オーダー数推移の通り、市場は成長傾向にあるため、今回割引対象としたグループ(オレンジ)と、割引対象外のグループ(グレー)のどちらもオーダー数を伸ばしており、2015年から施策を実施した2016にかけても同様に伸びています。ここで、よくみると、割引対象のグループの方がやや増加率が大きいように見えます。
そこで、2015年と2016年のオーダー数の差分を可視化したところ、割引対象のグループは+92、割引対象外のグループは+58と、どちらも増加傾向にあります。割引対象外のグループも順調に増加していることから、このオーダー数の増加(差分)は単に市場の成長によるものなのではないか?と指摘があるかもしれません。

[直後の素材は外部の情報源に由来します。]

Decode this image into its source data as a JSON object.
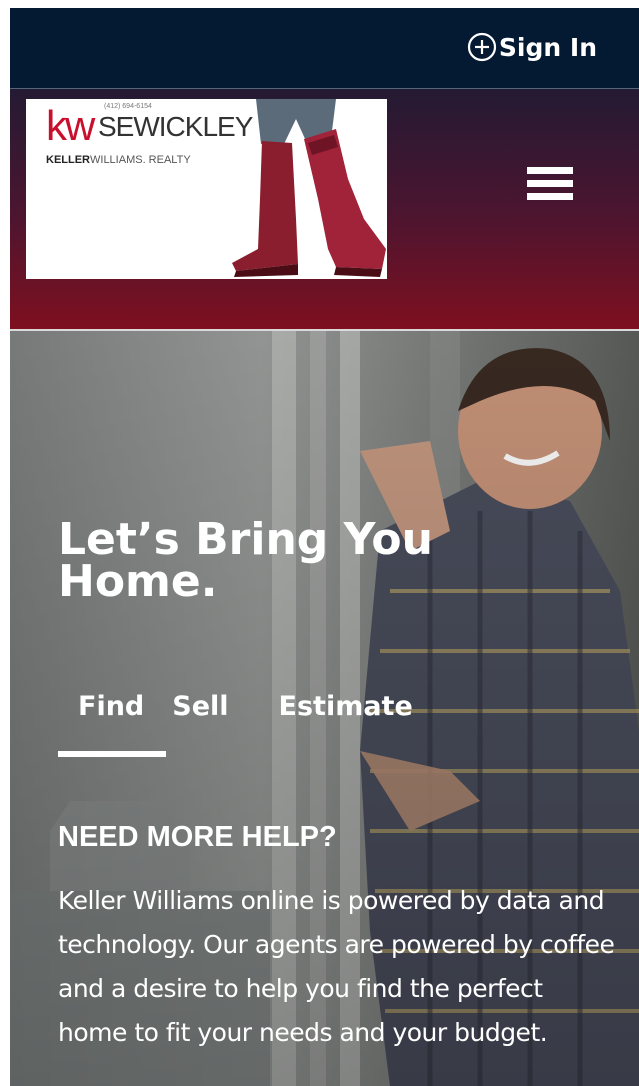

ここで、割引対象のグループは、仮に割引がなければ+58くらいの伸びだっただろうと仮定し、差分の差を算出すると、純粋な施策の効果は+34(92-58)だとわかります。施策以外の効果が58であるのに対し、純粋な施策の効果が34と、5割以上の差があることから、施策の効果は確かにあったと報告することができます。
余談
前回のA/Bテストをt検定という統計的な手法で実施できたように、差分の差も重回帰分析などといった統計的な手法で、より説得力を持った検証方法があります。今回は、Tableauでの重回帰分析は見送り、その手前段階でも視覚的に説得力のある差分の差法ができるということを提案しました。